Poems insinuate and lodge themselves within McLane. The lives of the poets become blueprints. (“Elizabeth Bishop was gay and a traveler and a gay and sad traveler,” she writes. “I did not know this and I came to know this. I became this.”) She handles her poets with reverence, but also treats them as rich sources of gossip, heaping her exegeses with delicious gobbets on internecine squabbles, bloated reputations, what Alice and Gertrude got up to in bed, the “bovine worship” Bishop elicits in some circles. A splendid mimic, McLane sometimes riffs on poets in their own styles. Here she is in fine Gertrude Stein mode: “Robert Lowell is so Lowelly you must unLowell him to lower him into you. This I found. He was not sound.” On the topic of herself, she is wickedly deadpan and self-deprecating—she tots up her youthful academic success to “a talent for aligning with authority.”
McLane’s personality, her laconic wit and iconoclasm, suffuse this book; it’s as Oscar Wilde wrote, “That is what the highest criticism really is, the record of one’s own soul. . . . It is the only civilized form of autobiography.” But there is explicit autobiography here, too, painful self-disclosure, that gives the book its emotional torque. My Poets begins with a curious, consonant-ridden word: kankedort, defined in the OED as a “state of suspense; a critical position; an awkward affair.” Kankedort has appeared only once in the language (in Chaucer’s Troilus and Criseyde), but resonates profoundly in McLane’s recollection of her own awkward affair. She was young and in love, and then she was no longer in love, and then she was in love with another. The man she no longer loved was kind, the woman she began to love was “a darting thing, flickering and uncapturable.” She married the man anyway (“self-directed soul-murder”) only to part with him so painfully, their separation sounding to her like an amputation.
And the woman? “The woman with whom I read Troilus and Criseyde and through whom I discovered kankedort died recently,” McLane writes.

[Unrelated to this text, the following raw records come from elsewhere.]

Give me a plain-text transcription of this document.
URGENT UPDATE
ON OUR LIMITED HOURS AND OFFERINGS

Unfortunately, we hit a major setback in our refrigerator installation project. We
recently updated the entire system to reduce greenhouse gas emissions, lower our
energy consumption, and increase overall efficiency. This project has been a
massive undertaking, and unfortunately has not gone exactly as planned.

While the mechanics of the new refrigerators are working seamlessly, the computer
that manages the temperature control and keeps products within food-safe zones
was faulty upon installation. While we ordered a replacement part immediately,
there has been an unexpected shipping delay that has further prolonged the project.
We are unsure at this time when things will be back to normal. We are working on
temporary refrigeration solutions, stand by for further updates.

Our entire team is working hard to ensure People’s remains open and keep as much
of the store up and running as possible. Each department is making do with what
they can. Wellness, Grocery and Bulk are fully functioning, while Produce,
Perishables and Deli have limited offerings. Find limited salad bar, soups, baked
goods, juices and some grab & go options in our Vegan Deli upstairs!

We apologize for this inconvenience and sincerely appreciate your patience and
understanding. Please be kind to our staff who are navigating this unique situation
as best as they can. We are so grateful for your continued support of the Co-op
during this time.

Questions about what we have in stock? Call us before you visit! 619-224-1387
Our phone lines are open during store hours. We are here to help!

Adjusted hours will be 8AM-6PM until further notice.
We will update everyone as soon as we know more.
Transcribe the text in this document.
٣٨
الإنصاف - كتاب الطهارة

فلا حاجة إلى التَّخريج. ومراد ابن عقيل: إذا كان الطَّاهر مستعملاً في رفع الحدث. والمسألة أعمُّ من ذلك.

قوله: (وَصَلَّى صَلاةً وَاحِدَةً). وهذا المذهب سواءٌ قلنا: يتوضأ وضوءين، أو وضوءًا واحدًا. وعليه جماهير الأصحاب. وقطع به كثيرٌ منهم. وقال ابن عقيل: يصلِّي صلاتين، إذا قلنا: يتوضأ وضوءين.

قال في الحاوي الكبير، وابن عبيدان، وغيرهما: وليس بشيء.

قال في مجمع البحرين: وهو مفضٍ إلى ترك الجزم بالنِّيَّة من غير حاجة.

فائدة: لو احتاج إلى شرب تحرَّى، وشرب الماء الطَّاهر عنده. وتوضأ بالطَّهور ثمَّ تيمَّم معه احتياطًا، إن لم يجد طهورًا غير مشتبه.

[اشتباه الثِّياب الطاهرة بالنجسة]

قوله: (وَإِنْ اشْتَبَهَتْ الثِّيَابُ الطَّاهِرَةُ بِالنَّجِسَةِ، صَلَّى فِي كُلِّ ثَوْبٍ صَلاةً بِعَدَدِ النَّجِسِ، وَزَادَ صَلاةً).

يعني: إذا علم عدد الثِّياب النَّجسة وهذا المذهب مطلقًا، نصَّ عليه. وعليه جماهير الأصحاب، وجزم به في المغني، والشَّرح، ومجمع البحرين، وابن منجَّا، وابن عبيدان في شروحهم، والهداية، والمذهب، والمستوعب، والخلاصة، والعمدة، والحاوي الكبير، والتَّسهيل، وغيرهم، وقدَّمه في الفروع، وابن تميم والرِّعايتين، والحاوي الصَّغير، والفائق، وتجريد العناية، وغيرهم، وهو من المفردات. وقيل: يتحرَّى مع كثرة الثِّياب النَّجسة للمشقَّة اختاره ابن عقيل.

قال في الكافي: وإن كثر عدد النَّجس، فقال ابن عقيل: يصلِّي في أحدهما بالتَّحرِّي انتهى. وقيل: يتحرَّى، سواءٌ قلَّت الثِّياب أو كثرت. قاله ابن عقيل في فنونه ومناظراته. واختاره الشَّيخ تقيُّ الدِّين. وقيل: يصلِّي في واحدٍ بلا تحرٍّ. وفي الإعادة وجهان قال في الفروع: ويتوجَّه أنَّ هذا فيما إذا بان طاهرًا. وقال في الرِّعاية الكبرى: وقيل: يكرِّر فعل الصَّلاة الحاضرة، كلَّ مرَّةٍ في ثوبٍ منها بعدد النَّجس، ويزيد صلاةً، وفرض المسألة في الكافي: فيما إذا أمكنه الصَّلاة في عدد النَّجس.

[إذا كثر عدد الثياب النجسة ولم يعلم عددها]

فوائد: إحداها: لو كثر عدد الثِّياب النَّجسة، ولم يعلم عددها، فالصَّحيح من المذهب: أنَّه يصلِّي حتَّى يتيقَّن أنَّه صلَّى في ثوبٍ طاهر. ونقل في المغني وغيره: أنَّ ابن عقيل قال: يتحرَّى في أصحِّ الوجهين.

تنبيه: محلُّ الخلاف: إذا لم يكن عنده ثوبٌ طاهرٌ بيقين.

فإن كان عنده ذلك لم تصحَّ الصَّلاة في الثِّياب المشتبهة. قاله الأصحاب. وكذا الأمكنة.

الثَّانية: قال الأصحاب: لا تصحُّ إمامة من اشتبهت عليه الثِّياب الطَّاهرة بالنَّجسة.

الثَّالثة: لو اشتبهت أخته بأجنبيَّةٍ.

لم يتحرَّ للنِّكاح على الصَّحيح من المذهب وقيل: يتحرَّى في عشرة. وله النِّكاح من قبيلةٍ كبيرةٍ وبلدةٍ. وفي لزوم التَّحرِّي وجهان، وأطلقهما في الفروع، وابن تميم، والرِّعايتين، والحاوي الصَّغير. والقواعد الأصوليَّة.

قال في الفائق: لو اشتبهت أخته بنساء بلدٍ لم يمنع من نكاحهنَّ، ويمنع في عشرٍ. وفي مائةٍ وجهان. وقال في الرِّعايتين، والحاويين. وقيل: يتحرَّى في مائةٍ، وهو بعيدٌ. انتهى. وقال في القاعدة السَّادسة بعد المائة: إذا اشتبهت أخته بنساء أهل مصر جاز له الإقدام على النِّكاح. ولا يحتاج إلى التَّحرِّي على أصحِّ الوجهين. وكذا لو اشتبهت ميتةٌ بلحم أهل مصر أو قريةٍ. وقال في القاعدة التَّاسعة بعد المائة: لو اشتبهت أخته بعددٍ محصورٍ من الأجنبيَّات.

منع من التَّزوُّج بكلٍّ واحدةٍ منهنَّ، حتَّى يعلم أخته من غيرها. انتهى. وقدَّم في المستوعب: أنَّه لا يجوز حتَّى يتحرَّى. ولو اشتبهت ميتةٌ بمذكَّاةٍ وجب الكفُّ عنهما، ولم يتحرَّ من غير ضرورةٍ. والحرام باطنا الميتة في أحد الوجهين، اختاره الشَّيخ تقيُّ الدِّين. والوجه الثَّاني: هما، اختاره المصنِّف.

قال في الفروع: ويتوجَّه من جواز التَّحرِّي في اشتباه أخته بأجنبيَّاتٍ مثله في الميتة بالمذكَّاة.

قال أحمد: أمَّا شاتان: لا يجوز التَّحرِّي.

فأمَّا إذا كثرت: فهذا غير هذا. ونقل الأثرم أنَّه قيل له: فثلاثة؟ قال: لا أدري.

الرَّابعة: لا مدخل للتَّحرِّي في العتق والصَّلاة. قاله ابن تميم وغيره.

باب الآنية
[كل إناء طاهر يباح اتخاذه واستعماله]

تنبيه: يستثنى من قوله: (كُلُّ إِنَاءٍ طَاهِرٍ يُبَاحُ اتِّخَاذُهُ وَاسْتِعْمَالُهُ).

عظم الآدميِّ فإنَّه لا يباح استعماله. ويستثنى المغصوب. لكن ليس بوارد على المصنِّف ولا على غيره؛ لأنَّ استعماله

The woman is dead, and she is everywhere, pulsing throughout My Poets. McLane’s hunger for poetry and for this woman are tangled; she desires to decipher them in order to possess them. McLane’s critical language is often flush with eros: “I thought I could make Stein mine,” she writes. “I thought I could read Bishop and could know that mind and make it mind my mind.” But such are McLane’s finely developed negative capabilities: She exalts in the waiting. “I am fascinated by that threshold where one hovers, not getting it yet wanting to get it,” she writes. “Where a tentative desire contends with frustration. Where frustration may be converted into desire, and desire into some provisional illumination.” This isn’t the language of criticism; this is the language of seduction, a celebration of yearning, of not-knowing and not-having. Asked to explain a line by Wallace Stevens—“Let be be the finale of seem”—she crows: “I didn’t know and I don’t and I was ecstatic.” Susan Sontag called for an erotics of art. My Poets is that and more; it is an erotics of epistemology. A celebration of meaning and mystification, of the pleasures and necessity of kankedort. As McLane writes, “All honor to those who wave the pure flag of a difficult joy.”
Parul Sehgal is the books editor at NPR.org.